Dealing with loneliness during lockdown
The UK government has recently introduced new guidance allowing people who live alone to visit and stay overnight with one other household, as part of a ‘support bubble’ during lockdown. This is good news for many single people in the UK, and an important recognition that one of the biggest side effects of the lockdown measures is loneliness.
Of course, you don’t have to live by yourself to be lonely – it’s perfectly possible to feel this way within a relationship or a family, or living with a group of friends. It’s important to acknowledge that loneliness is something everybody experiences from time to time, and it’s good to talk about it. So if you’re struggling with loneliness right now, here are some useful tips and resources to help you make it through.
1. Stay connected
The most obvious way to combat loneliness is to connect with other people. We can’t do this in the ways we might have before, but there are still plenty of options. Phone calls, video chats and even socially distanced meet-ups in a park or a garden – all of these help us to stay in contact with our loved ones even if we can’t be physically close to them.
Of course, the quality of your interactions also makes a difference to how lonely you feel, so try to find ways of connecting that work for you. Do you find it tiring to talk over video chat? Then try phoning, texting or writing a letter instead. Do calls with your friends make you feel gloomy because you only talk about the bad things happening in the world? Then do something fun and distracting together, like watching a film or playing an online board game. The important thing is to keep trying new ways of interacting until you find something that fills you up rather than drains you!
2. Reach out
If you’re feeling lonely, you’re probably not the only one. But rather than trying to find someone to make you feel less lonely, perhaps you could help someone else feel less lonely instead. Do you know someone who is struggling with isolation or living alone? Reach out to them with a message or a phone call and ask how they’re doing, and if there’s anything you can do to help. Giving to others can help to combat both your loneliness and theirs, and also break the cycle of obsessive self-reflection that loneliness can trigger. So take the focus off yourself and concentrate on helping someone else instead.
3. Practise mindfulness
With so many big, scary things going on, it can be easy to get overwhelmed with thoughts and worries about the future. Mindfulness is the perfect antidote to this, as it’s all about focusing on the present moment. Whether you’re brushing your teeth, taking a walk, cooking or simply lying on your sofa for a few minutes, you can soothe your racing mind my concentrating on your body and the small details of whatever you’re doing, and not trying to fight against any negative feelings. Be quiet, allow thoughts to come to you and leave, and most importantly, breathe.
4. Create something
Being creative can really help you to combat feelings of loneliness.

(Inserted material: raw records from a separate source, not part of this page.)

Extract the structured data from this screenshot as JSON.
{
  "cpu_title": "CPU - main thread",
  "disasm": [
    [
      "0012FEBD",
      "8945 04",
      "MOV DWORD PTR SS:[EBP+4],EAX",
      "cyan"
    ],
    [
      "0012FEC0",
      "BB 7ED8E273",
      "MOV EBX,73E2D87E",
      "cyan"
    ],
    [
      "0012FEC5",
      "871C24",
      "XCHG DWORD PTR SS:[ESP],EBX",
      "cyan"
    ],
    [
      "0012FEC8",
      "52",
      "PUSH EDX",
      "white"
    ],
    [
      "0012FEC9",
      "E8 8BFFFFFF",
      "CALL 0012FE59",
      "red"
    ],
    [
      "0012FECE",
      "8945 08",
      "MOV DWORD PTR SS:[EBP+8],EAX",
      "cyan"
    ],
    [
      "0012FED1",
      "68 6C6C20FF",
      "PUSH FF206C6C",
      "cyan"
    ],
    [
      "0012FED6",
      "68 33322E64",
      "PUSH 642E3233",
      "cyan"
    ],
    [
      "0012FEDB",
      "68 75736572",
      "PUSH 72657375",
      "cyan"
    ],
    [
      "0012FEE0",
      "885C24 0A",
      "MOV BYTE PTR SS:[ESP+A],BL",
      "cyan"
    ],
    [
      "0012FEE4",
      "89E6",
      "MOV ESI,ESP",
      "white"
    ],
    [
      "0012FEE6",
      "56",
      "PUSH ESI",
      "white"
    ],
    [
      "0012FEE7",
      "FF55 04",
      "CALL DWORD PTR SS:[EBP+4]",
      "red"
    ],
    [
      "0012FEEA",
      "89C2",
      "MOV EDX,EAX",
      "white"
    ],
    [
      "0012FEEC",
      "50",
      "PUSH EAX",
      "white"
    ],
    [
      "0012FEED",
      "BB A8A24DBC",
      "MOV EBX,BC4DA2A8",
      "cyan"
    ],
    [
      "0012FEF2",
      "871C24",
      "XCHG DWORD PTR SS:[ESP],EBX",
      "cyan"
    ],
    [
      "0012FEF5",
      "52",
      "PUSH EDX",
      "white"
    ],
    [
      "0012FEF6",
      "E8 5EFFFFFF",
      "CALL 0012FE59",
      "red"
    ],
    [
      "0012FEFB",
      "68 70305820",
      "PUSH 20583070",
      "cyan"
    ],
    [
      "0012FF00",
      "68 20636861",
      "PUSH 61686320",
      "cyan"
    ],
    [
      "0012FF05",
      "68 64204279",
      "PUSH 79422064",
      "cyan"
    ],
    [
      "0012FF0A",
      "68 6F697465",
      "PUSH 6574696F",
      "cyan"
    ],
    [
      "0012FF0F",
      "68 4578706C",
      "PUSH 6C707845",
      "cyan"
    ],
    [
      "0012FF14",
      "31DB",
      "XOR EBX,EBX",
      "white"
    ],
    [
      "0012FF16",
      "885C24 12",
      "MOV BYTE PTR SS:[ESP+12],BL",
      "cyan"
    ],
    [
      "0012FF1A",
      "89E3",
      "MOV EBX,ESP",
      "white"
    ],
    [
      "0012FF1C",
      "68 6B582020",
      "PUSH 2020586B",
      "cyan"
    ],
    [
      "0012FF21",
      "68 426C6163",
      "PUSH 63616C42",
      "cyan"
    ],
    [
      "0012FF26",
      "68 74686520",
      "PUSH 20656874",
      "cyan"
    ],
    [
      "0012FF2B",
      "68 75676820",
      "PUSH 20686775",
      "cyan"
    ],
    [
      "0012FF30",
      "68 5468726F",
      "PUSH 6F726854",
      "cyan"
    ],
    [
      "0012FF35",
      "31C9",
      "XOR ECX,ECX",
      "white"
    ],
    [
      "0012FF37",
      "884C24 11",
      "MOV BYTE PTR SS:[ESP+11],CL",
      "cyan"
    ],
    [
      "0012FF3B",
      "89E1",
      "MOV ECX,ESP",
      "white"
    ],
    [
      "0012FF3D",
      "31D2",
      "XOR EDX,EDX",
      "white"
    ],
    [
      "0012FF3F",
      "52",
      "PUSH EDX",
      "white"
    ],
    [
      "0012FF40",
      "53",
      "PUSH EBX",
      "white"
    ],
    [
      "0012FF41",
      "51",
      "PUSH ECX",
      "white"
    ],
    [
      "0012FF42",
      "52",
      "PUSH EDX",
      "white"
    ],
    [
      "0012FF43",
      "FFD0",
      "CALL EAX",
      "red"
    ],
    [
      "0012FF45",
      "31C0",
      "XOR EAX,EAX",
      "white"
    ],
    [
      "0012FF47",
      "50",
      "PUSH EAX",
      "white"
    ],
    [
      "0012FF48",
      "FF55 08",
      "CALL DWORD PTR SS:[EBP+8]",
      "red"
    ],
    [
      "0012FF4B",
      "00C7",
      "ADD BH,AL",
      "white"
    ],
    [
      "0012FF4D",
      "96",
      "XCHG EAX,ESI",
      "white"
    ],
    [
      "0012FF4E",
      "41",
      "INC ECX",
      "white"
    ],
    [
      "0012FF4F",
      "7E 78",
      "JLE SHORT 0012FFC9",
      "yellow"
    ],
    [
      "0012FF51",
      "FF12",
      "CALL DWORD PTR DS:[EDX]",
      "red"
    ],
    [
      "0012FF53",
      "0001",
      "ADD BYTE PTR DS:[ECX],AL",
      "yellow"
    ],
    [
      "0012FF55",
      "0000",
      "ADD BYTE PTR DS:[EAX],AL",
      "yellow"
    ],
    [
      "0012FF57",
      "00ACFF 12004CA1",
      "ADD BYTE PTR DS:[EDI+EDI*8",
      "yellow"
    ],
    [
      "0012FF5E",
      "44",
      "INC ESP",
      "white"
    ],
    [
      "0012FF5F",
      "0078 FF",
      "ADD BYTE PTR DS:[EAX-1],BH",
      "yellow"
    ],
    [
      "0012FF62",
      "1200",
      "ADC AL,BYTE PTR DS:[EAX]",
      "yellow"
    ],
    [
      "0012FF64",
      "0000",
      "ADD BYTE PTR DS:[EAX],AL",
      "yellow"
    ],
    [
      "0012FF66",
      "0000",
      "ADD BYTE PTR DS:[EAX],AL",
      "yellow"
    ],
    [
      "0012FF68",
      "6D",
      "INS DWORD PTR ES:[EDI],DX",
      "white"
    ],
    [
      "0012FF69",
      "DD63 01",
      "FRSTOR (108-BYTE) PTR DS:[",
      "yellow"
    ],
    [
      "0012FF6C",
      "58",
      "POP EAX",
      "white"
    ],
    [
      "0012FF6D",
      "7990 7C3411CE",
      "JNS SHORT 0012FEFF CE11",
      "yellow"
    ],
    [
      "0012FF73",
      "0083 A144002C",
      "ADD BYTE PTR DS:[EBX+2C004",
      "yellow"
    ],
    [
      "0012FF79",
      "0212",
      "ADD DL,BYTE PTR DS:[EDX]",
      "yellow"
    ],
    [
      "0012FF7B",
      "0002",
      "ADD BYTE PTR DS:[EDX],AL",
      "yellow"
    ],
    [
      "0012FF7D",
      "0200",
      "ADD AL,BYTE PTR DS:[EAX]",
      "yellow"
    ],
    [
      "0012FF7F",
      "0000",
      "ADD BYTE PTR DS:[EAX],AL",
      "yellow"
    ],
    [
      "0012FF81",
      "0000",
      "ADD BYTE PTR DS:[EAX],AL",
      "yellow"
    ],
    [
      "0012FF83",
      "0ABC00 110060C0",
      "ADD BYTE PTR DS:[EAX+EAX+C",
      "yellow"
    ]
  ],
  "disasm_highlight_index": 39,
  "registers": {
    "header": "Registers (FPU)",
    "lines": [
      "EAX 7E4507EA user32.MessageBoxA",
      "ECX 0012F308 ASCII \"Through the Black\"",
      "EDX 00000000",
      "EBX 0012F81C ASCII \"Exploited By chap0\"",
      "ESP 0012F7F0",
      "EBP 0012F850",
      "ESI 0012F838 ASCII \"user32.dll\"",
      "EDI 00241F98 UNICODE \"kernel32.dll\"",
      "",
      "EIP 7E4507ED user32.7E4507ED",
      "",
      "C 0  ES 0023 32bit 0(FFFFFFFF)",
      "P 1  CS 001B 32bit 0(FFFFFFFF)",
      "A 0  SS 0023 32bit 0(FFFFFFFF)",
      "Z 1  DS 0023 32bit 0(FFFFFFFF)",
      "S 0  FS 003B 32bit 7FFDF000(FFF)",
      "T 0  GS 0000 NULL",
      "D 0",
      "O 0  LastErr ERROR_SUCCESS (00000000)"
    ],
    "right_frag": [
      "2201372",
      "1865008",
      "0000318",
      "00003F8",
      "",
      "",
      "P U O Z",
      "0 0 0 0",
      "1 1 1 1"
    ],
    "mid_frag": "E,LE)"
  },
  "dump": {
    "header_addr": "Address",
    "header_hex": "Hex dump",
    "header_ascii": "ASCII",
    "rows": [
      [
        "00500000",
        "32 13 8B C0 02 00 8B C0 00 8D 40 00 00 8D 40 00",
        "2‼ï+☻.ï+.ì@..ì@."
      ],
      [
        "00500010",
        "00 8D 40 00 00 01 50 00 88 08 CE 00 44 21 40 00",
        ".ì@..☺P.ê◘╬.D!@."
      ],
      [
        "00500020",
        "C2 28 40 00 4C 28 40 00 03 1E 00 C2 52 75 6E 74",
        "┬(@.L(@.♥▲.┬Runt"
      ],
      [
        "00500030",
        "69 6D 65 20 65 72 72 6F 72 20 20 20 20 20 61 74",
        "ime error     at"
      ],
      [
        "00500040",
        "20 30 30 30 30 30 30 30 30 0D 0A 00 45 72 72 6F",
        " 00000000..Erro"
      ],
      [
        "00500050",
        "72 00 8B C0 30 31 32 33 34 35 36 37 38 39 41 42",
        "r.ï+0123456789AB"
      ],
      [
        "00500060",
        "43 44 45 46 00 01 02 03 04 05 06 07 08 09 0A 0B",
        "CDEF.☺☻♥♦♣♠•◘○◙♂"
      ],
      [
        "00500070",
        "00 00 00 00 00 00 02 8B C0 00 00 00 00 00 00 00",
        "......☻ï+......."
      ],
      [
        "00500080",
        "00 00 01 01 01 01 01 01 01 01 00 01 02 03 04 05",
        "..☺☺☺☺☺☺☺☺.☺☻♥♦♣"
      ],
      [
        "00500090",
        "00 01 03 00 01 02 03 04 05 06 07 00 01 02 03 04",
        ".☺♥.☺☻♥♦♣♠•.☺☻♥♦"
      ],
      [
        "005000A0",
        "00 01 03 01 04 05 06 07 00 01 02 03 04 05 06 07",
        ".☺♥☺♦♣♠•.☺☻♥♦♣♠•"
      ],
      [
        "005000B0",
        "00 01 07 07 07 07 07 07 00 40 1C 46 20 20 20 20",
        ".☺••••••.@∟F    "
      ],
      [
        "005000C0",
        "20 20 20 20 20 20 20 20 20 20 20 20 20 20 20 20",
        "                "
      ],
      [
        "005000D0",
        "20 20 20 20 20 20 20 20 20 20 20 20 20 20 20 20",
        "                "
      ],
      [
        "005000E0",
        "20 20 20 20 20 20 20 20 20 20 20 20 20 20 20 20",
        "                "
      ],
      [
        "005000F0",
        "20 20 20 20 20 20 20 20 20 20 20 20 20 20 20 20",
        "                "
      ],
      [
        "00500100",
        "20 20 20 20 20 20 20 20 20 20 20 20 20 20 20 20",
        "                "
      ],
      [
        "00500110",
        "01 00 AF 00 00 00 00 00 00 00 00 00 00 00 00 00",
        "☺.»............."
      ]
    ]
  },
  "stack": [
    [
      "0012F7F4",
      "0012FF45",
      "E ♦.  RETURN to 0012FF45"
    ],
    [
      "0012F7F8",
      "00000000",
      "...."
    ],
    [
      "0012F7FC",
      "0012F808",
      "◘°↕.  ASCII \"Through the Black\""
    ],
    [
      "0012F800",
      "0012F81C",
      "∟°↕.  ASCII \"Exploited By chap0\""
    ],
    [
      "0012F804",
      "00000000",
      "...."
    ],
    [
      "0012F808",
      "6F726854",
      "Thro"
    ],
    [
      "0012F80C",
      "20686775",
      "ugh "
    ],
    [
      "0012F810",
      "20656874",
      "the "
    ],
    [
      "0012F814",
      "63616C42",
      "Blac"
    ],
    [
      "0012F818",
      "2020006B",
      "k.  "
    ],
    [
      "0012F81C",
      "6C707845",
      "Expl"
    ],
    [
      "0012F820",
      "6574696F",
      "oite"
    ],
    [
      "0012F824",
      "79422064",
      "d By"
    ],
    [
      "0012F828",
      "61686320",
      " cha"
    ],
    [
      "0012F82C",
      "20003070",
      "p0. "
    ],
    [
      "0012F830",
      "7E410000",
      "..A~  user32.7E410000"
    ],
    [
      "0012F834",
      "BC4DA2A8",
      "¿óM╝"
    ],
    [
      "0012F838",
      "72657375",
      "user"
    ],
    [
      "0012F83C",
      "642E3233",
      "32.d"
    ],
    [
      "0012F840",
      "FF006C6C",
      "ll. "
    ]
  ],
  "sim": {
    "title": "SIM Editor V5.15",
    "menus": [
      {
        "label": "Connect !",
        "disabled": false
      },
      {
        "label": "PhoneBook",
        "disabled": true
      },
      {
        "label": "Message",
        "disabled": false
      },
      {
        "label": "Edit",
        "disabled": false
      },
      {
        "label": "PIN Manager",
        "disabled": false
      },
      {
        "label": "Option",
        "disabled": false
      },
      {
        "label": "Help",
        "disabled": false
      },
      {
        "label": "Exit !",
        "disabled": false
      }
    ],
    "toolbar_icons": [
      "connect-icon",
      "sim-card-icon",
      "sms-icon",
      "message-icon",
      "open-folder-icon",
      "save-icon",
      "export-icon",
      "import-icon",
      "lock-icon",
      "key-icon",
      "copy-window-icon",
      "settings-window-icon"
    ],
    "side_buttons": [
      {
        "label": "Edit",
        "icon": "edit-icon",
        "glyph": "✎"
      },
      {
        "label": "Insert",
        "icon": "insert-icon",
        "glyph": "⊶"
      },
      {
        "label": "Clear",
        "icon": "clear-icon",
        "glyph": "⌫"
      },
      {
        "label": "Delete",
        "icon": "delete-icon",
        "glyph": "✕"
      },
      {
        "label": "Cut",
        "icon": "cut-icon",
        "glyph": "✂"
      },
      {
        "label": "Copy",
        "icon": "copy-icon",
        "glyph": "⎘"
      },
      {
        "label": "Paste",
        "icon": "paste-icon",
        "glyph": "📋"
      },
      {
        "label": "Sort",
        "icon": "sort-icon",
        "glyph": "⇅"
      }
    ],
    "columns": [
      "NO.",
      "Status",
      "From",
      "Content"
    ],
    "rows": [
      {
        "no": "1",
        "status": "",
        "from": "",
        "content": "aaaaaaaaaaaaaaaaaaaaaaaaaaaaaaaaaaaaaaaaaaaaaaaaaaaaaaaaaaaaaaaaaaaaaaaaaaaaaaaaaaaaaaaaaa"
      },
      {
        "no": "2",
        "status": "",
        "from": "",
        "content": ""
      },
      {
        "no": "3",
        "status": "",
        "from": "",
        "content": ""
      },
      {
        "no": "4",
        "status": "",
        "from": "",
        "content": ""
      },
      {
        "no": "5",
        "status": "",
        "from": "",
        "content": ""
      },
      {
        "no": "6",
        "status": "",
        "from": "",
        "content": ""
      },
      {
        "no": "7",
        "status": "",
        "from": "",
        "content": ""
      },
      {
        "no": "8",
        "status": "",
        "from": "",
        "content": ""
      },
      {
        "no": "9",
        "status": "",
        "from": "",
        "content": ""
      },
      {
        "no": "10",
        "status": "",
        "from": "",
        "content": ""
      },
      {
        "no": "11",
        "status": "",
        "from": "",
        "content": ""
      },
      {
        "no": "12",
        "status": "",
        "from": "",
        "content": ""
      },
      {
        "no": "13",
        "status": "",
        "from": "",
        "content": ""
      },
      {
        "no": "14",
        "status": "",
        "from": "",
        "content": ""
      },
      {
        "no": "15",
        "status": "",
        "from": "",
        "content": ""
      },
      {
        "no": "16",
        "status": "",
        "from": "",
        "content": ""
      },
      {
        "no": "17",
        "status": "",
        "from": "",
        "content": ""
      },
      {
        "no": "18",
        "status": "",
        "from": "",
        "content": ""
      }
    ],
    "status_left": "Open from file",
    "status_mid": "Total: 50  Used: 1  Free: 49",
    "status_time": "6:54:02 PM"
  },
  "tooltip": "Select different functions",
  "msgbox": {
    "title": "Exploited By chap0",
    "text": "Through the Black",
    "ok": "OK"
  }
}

Being lonely can mean feeling disconnected from the world, even invisible, but creative pursuits allow you to express yourself, create your own world and connect to others. There are a million ways to be creative, from painting to writing, dancing to scrapbooking, taking photographs to writing a quiz for your family. Whatever you choose, remember that it’s about making something that wasn’t there before and, if you like, sharing it with other people.
5. Ask for help
If you’re really struggling with loneliness during this time, and you feel like you don’t have anyone to talk to, there are places you can go for help. The NHS has provided a really useful list of organisations you can reach out to if things get on top of you, or if you’re struggling with your mental health. And just remember that this lockdown, and your loneliness, will end.